For reasons best known to himself, Windschuttle—who now seems to have abandoned the serious historiography he used to carry out—appears to have been convinced that he possessed a twofold mission as Quadrant editor: first, to turn the magazine as far as possible into a monthly newsletter for the John Howard Government-in-Exile; second, to establish it (despite his own lack of scientific training) as a scientific authority, which it had never been and had never attempted to be. My own dealings with him were always polite enough. Yet little in his Quadrant editorship can be explained except as a pronounced case of self-destructiveness. Consider:
(a) In Quadrant’s May 2008 issue he defended—wait for it—plagiarism, insisting: “There are very few cases where plagiarism should be a sacking offence for a university teacher.”
(b) Notwithstanding cautions as to the inadvisability of this procedure, Quadrant continued to publish articles that, strictly speaking, were not Quadrant’s to publish. These articles emanated from one Hal Colebatch, who repeatedly peddled pieces to the periodical that had already appeared in other periodicals. Naturally Colebatch disdained to inform Quadrant that he was repeatedly offering it secondhand goods. This was not actually illegal behavior on Colebatch’s part, but it was indubitably unethical, and—like Windschuttle’s efforts to minimize plagiarism’s malice—it would have resulted in the instant dismissal of any executive editor foolhardy enough to sanction it at an American magazine.
(c) Quadrant’s resentment of Howard’s Prime Ministerial successor and opponent Kevin Rudd has become so obsessive that it is almost as if Windschuttle has been begging the Rudd Government to cut off Quadrant’s tax funds. Without such tax funds, of course, Quadrant would fold tomorrow. (In 1989, I publicly urged Quadrant to justify its free-market convictions by rejecting its welfare handouts and appointing a full-time classified advertising manager. My plea was, not surprisingly, treated with noisy contempt.)
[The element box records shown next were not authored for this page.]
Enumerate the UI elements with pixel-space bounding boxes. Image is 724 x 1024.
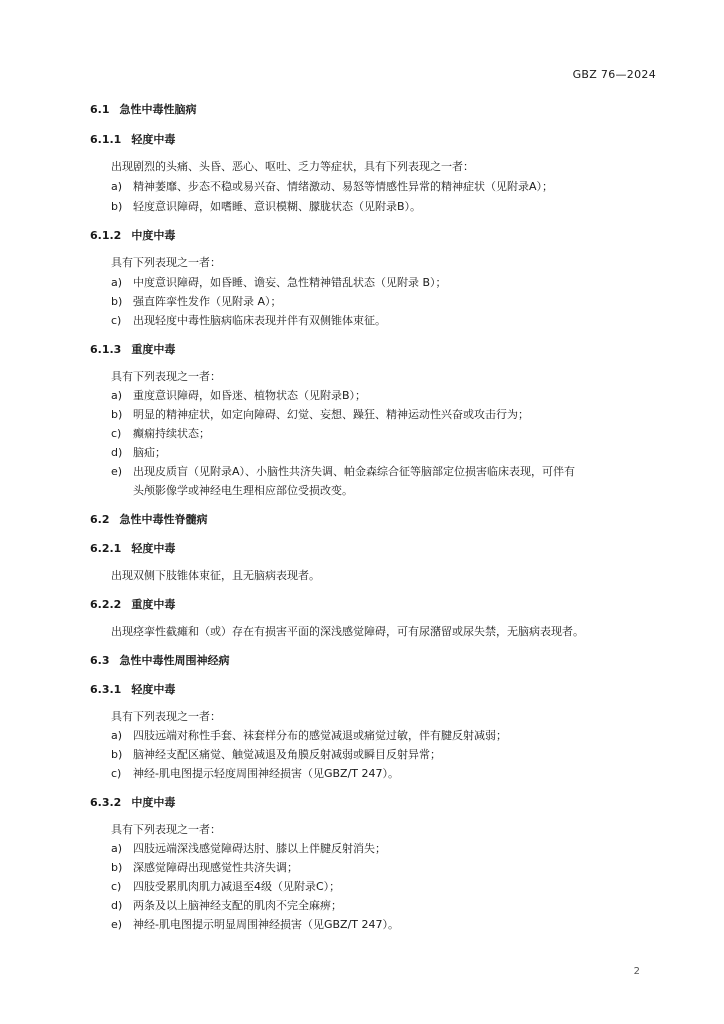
list-marker: b) [111, 408, 123, 421]
section-6-2-2-text: 出现痉挛性截瘫和（或）存在有损害平面的深浅感觉障碍，可有尿潴留或尿失禁，无脑病表现者。 [111, 625, 584, 638]
list-text: 神经-肌电图提示明显周围神经损害（见GBZ/T 247）。 [133, 918, 399, 931]
list-text: 中度意识障碍，如昏睡、谵妄、急性精神错乱状态（见附录 B）； [133, 276, 447, 289]
list-marker: b) [111, 748, 123, 761]
section-6-2-heading [90, 511, 208, 527]
list-text: 脑疝； [133, 446, 166, 459]
section-title: 重度中毒 [131, 343, 176, 356]
list-item [111, 406, 529, 422]
list-text: 轻度意识障碍，如嗜睡、意识模糊、朦胧状态（见附录B）。 [133, 200, 422, 213]
list-marker: a) [111, 389, 123, 402]
section-6-3-1-intro: 具有下列表现之一者： [111, 710, 221, 723]
list-item [111, 425, 210, 441]
list-text: 四肢受累肌肉肌力减退至4级（见附录C）； [133, 880, 341, 893]
section-title: 急性中毒性周围神经病 [119, 654, 230, 667]
list-marker: b) [111, 200, 123, 213]
list-item [111, 746, 441, 762]
list-marker: b) [111, 295, 123, 308]
list-item-continuation: 头颅影像学或神经电生理相应部位受损改变。 [133, 484, 353, 497]
list-text: 明显的精神症状，如定向障碍、幻觉、妄想、躁狂、精神运动性兴奋或攻击行为； [133, 408, 529, 421]
list-item [111, 916, 399, 932]
list-item [111, 293, 282, 309]
list-marker: e) [111, 918, 123, 931]
section-title: 轻度中毒 [131, 683, 176, 696]
list-text: 深感觉障碍出现感觉性共济失调； [133, 861, 298, 874]
section-title: 急性中毒性脑病 [119, 103, 197, 116]
section-6-1-1-heading [90, 131, 175, 147]
list-text: 四肢远端对称性手套、袜套样分布的感觉减退或痛觉过敏，伴有腱反射减弱； [133, 729, 507, 742]
list-marker: c) [111, 880, 122, 893]
list-item [111, 897, 342, 913]
list-text: 出现皮质盲（见附录A）、小脑性共济失调、帕金森综合征等脑部定位损害临床表现，可伴有 [133, 465, 576, 478]
list-marker: a) [111, 276, 123, 289]
list-text: 强直阵挛性发作（见附录 A）； [133, 295, 282, 308]
list-marker: c) [111, 427, 122, 440]
section-6-1-1-intro: 出现剧烈的头痛、头昏、恶心、呕吐、乏力等症状，具有下列表现之一者： [111, 160, 474, 173]
section-6-1-3-intro: 具有下列表现之一者： [111, 370, 221, 383]
section-6-3-2-heading [90, 794, 175, 810]
list-item [111, 178, 553, 194]
section-number: 6.3.1 [90, 683, 122, 696]
list-text: 出现轻度中毒性脑病临床表现并伴有双侧锥体束征。 [133, 314, 386, 327]
list-marker: a) [111, 180, 123, 193]
list-marker: a) [111, 842, 123, 855]
section-title: 急性中毒性脊髓病 [119, 513, 208, 526]
list-item [111, 312, 386, 328]
section-number: 6.1 [90, 103, 110, 116]
list-text: 两条及以上脑神经支配的肌肉不完全麻痹； [133, 899, 342, 912]
list-text: 四肢远端深浅感觉障碍达肘、膝以上伴腱反射消失； [133, 842, 386, 855]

Often enough Quadrant has been hated, but the “Sharon Gould” hoax represents the first time that Quadrant has been openly despised. All the leading national newspapers have carried front-page stories about the hoax and about Windschuttle’s gullibility. Even now, Windschuttle would seem unable to comprehend why anyone would question his abject failure to perform the smallest background checking.
Whether Quadrant can survive this latest furor, or whether a Federal Arts Ministry already impatient with it will simply pull the plug and thereby kill it off, is uncertain. Over the years there have been—in fact there still are—good and highly talented people associated with Quadrant. Remembrance of their devotion should stifle any tendencies toward Schadenfreude. From now on, new and unfamiliar writers in Australia who submit work to “little magazines” will be regarded as guilty of fraud until proven innocent. It is by no means patently clear that any “little magazine” can cope with that level of distrust.
Quadrant’s comprehensive humiliation over recent days ought to elicit sustained, disinterested debate about whether any sort of independent, contributor-paying, generalist treezine can survive, during the Internet era, in a country with Australia’s small, scattered, and largely anti-intellectual population. Alas, this debate is, barring a miracle, precisely what will not happen.
P.S.: A former Quadrant staffer of high intellectual acumen and moral probity assured me last year that the existing annual salary for the magazine’s editor was ... zero. What part of the phrase “Pay peanuts, get monkeys” is hard to understand?